久久的那屋中亦是长长的一声叹息响起道:“敏儿呀。娘先回去了,你也早些休息,切莫累坏了身子!”
徐夕敏乖巧地答应着。才将她的母亲送出了屋外,方玉炎此时早已趁势钻入了徐夕敏的屋中隐在了暗处,徐母劝下了徐夕敏终于由下人陪着远远地离去。方玉炎隐在角落里终于看到了徐夕敏转过来的正脸,只见徐夕敏那娇美的容颜梨花带雨,早已哭得如同一个泪人一般。她悠悠地坐回到了桌子前,托着腮凝神半晌,终于幽幽地叹了口气道:“玉炎哪,你现在终究在哪里呀?”
方玉炎听到这里再她忍不住心底的钟情,慢慢地从向角落里走了出来,他一时不知该如何开口,该如何向这个自己每日念及无数次名字的女子打声招呼,他只是痴痴地定在那里看着徐夕敏的侧脸,只觉得这般看着对方便已知足。
方玉炎这般僵持了许久,而徐夕敏似乎感觉到了某种异样,她不由惊声地问道:“玉炎,是你吗?”接着她缓缓地转过头来,却看到站在一边手足无措的方玉炎,他只是一脸惊喜交集的笑容道:“是我!”
徐夕敏看着对面近在咫尺的方玉炎,突然不敢相信的揉了揉眼睛再次惊喜地问道:“玉炎,真的是你吗?”
方玉炎则是一脸释然的笑容答道:“真的是我!”
徐夕敏终于醒转过来,接着不顾一切地起身扑向了方玉炎,方玉炎张开双臂将投身入怀的徐夕敏紧紧地拥在怀抱之中,尽情享受着美人用力的拥抱。徐夕敏再也抑制不住地哭出了声来,她将这些时日的苦水一并倒了出来,在自己心爱之人的怀中肆无忌惮地痛哭起来。
两个人这样维持了许久,徐夕敏才渐渐地止住了哭声,她拉着方玉炎坐到桌前,仔细地盯着方玉炎看了良久,直看到方玉炎有些不好意思起来,她才破涕为笑。接着她开始追问方玉炎这些日子的情况,方玉炎便开始一五一十地讲述起来。徐夕敏只是小鸟依人地守在一边托腮聆听,并随着方玉炎的情节悲喜连声。方玉炎看着对面的徐夕敏笑容清雅,更加出落的仙人一般。两个人这般直谈论到天边发白,方玉炎才意识到天色不早,他便要与徐夕敏告辞。

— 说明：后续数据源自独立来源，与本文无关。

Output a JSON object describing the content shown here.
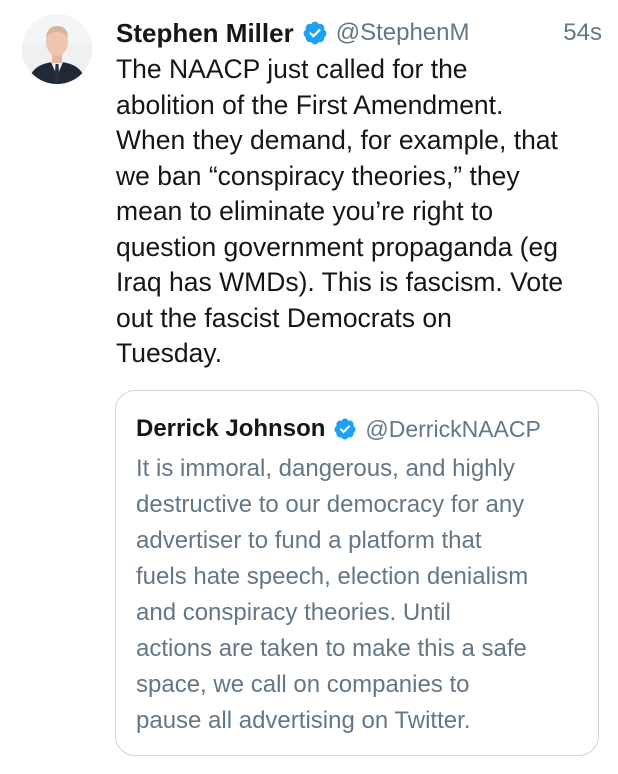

徐夕敏却出人意料地将方玉炎的衣角拉住,一脸恳求地道:“玉炎,不如你带我走吧!”
方玉炎全身一震,心中汹涌澎湃,直恨不得立时拉起徐夕敏便天涯海角,但是他知道他一旦走了这一步,对于自己恐怕不算什么,但是对于徐夕敏的名节,乃至于是徐达的名誉都是极大的损害。可是方玉炎一接触到徐夕敏的目光,一想到她每日如受煎熬,甚至有可能与一个她根本不会喜欢的人生活在一起的时候,方玉炎不由的心如刀绞。此时的他看着自己心爱的人,再也顾不得什么,只是脱口而出道:“敏儿你信得过我吗?”
徐夕敏闻言毫不犹豫地点了点头。自从那木族兰妖手中的两次生死之际的相救,在徐夕敏的心目中方玉炎已然是个完全可以信任且托付终身的完美男子。她对于方玉炎充满了信任,不容丝毫置疑。
方玉炎心中更是柔情蜜意,他深深地凝望着徐夕敏如波的眼眸,终于将那令人惊骇的话说出了口:“敏儿。你暂且答应你的父亲打擂招亲之事,我自会让你风风光光地走出这尚武郡与我双宿双飞!”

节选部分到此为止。